Before the COVID-19 pandemic hit the shores of the United Kingdom, ‘levelling up’ and ‘re-balancing the UK economy’ were arguably the biggest concepts dominating the nation’s politics. The decision of the British people to leave the European Union in June 2016 and the subsequent electoral breakthrough of the Conservative Party into traditional Labour heartlands in the Midlands and North of England in the General Election of December 2019, with pledges to significantly invest and refocus the economy on those communities that had been ‘left-behind’, fundamentally transformed the political landscape.

However, the concept of pushing power away from the ‘centre’ and down to communities has been gathering momentum since 1997 with the creation of devolved authorities in Scotland, Wales and Northern Ireland.  The rise of globalisation; the perceived demise of communities and the financial crash of 2008 were all factors in the 2010-2015 Coalition Government’s desire to give more power back to the people through the Localism Bill of 2011 which provided the legislation for central government to trigger referendums for elected mayors.  Devolution, in terms of its importance to the West Midlands region, has gathered significant momentum since 2015 with a number of key events taking place.

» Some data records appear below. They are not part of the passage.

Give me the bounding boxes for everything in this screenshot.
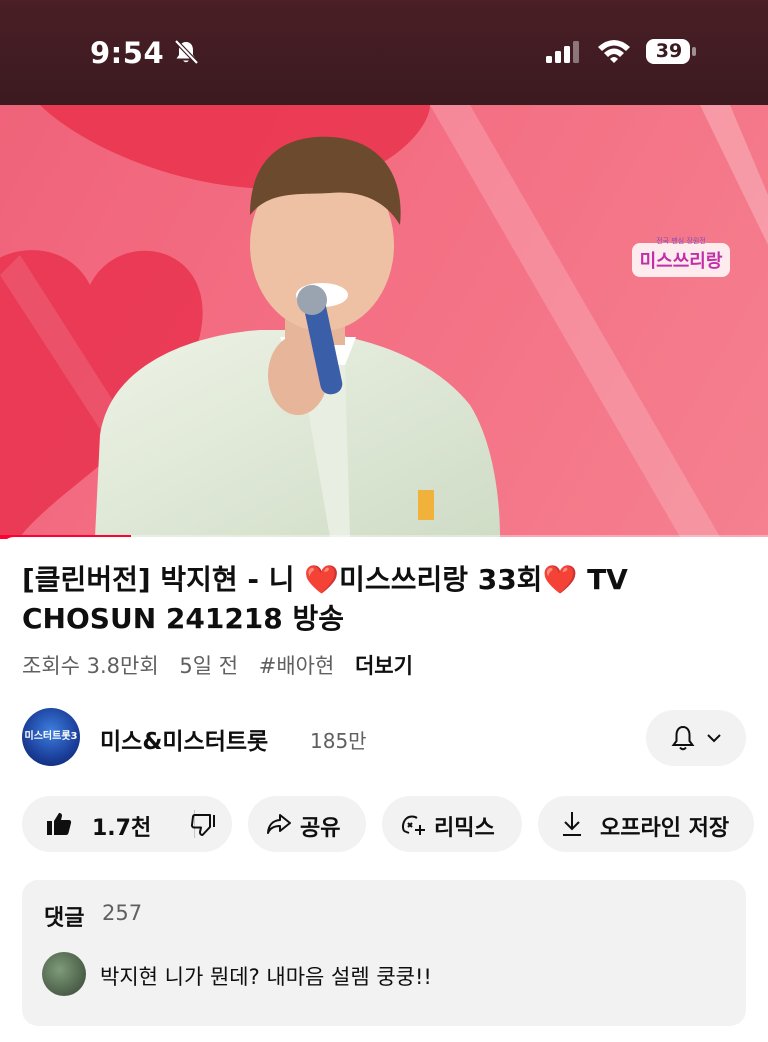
channel-avatar[interactable]: 미스터트롯3 <box>22 708 80 766</box>
status-time: 9:54 <box>90 36 165 70</box>
top-comment: 박지현 니가 뭔데? 내마음 설렘 쿵쿵!! <box>100 965 432 989</box>
remix-icon <box>402 815 425 835</box>
share-icon <box>267 814 291 834</box>
hashtag-link[interactable]: #배아현 <box>259 654 335 678</box>
battery-level: 39 <box>655 40 683 62</box>
channel-avatar-text: 미스터트롯3 <box>24 731 78 742</box>
share-button[interactable]: 공유 <box>248 796 366 852</box>
commenter-avatar <box>42 952 86 996</box>
thumbs-up-icon[interactable] <box>46 811 72 837</box>
share-label: 공유 <box>300 816 341 841</box>
video-meta[interactable]: 조회수 3.8만회 5일 전 #배아현 더보기 <box>22 650 427 680</box>
comments-count: 257 <box>102 901 143 925</box>
remix-label: 리믹스 <box>434 816 495 841</box>
svg-text:미스쓰리랑: 미스쓰리랑 <box>640 251 723 272</box>
subscriber-count: 185만 <box>310 729 367 753</box>
heart-emoji-left: ❤️ <box>304 563 340 596</box>
like-dislike-group: 1.7천 <box>22 796 232 852</box>
save-offline-label: 오프라인 저장 <box>600 816 730 841</box>
view-count: 조회수 3.8만회 <box>22 654 159 678</box>
save-offline-button[interactable]: 오프라인 저장 <box>538 796 754 852</box>
remix-button[interactable]: 리믹스 <box>382 796 522 852</box>
show-logo: 전국 팬심 장원전 미스쓰리랑 <box>632 236 730 277</box>
thumbs-down-icon[interactable] <box>191 812 217 838</box>
channel-name[interactable]: 미스&미스터트롯 <box>100 722 268 756</box>
chevron-down-icon <box>707 734 721 743</box>
comments-section[interactable]: 댓글 257 박지현 니가 뭔데? 내마음 설렘 쿵쿵!! <box>22 880 746 1026</box>
cellular-signal-icon <box>546 41 579 63</box>
svg-text:전국 팬심 장원전: 전국 팬심 장원전 <box>656 236 706 245</box>
comments-title: 댓글 <box>44 906 85 931</box>
upload-age: 5일 전 <box>179 654 239 678</box>
title-part-1: [클린버전] 박지현 - 니 <box>22 563 305 596</box>
like-count[interactable]: 1.7천 <box>92 810 151 842</box>
notification-button[interactable] <box>646 710 746 766</box>
wifi-icon <box>598 40 630 63</box>
status-bar: 9:54 39 <box>0 0 768 105</box>
video-player[interactable]: 전국 팬심 장원전 미스쓰리랑 <box>0 105 768 537</box>
heart-emoji-right: ❤️ <box>542 563 578 596</box>
download-icon <box>563 812 581 836</box>
title-part-2: 미스쓰리랑 33회 <box>339 563 543 596</box>
more-link[interactable]: 더보기 <box>355 654 413 678</box>
channel-row: 미스터트롯3 미스&미스터트롯 185만 <box>0 708 768 768</box>
bell-icon <box>671 725 695 751</box>
action-bar: 1.7천 공유 리믹스 오프라인 저장 <box>0 796 768 852</box>
video-title[interactable]: [클린버전] 박지현 - 니 ❤️미스쓰리랑 33회❤️ TV CHOSUN 2… <box>22 560 722 638</box>
bell-slash-icon <box>174 39 199 65</box>
video-frame <box>0 105 768 537</box>
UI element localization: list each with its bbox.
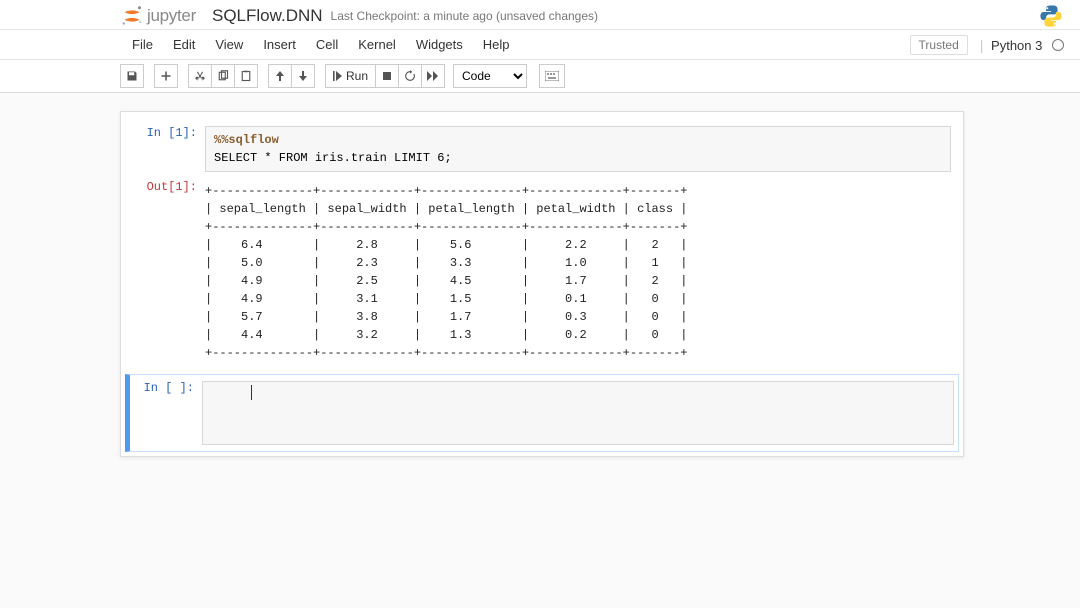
menubar: File Edit View Insert Cell Kernel Widget… <box>0 30 1080 60</box>
trusted-indicator[interactable]: Trusted <box>910 35 968 55</box>
menu-view[interactable]: View <box>205 31 253 58</box>
cut-button[interactable] <box>188 64 212 88</box>
text-cursor <box>251 385 252 400</box>
notebook-container: In [1]: %%sqlflow SELECT * FROM iris.tra… <box>120 111 964 457</box>
stop-icon <box>382 71 392 81</box>
kernel-name[interactable]: Python 3 <box>991 38 1042 53</box>
output-cell-1: Out[1]: +--------------+-------------+--… <box>129 178 955 370</box>
plus-icon <box>160 70 172 82</box>
keyboard-icon <box>545 71 559 81</box>
fast-forward-icon <box>427 71 439 81</box>
copy-button[interactable] <box>211 64 235 88</box>
notebook-header: jupyter SQLFlow.DNN Last Checkpoint: a m… <box>0 0 1080 30</box>
cut-icon <box>194 70 206 82</box>
insert-cell-button[interactable] <box>154 64 178 88</box>
interrupt-button[interactable] <box>375 64 399 88</box>
run-icon <box>333 71 342 81</box>
code-input-1[interactable]: %%sqlflow SELECT * FROM iris.train LIMIT… <box>205 126 951 172</box>
code-cell-2[interactable]: In [ ]: <box>125 374 959 452</box>
paste-icon <box>240 70 252 82</box>
menu-edit[interactable]: Edit <box>163 31 205 58</box>
in-prompt-empty: In [ ]: <box>130 381 202 445</box>
restart-button[interactable] <box>398 64 422 88</box>
save-icon <box>126 70 138 82</box>
menu-widgets[interactable]: Widgets <box>406 31 473 58</box>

  • On 17 November 2015, the Chancellor of the Exchequer agreed and signed a devolution deal with the members of the West Midlands Combined Authority (WMCA).
  • On 23rd June 2016 and with a turnout of 72% of the electorate, 59.3% of West Midlands’ residents voted for the United Kingdom to leave the European Union with the concept of ‘take back control’ at the heart of the ‘Vote Leave’ campaign.
  • On 4 May 2017, Andy Street was elected to serve an initial three-year term as Mayor, working with council leaders and the chairs of the Local Enterprise Partnerships (LEPs) to deliver the West Midlands’ devolution programme.
  • The second Devolution Deal between government and the West Midlands Combined Authority was announced in the Chancellor’s Autumn Budget Statement on 22 November 2017.
  • The General Election result of December 2019, in which the Conservative Party achieved a landslide majority, was in part due to the enhanced focus on ‘levelling up’ the economy and spreading prosperity across the whole country as opposed to London getting richer and more isolated in its wealth generation.

As the political agenda shifts towards the regions and decision making becomes increasingly devolved from Whitehall, there is a real and tangible opportunity for a new, independent actor to enter this space, particularly with the significant  links that we have into both policy makers and organisations across the region.

Who is creating the new ideas to find solutions to the region’s greatest challenges?  Who is producing new research to support better policy making? Who is bringing the key stakeholders together, in an independent space, to create a ‘better’ Midlands to live, work and play in?

The Centre for the New Midlands will do this by conducting; commissioning and promoting new research to stimulate debate and ideas which will help to shape the New Midlands of 2030 and beyond.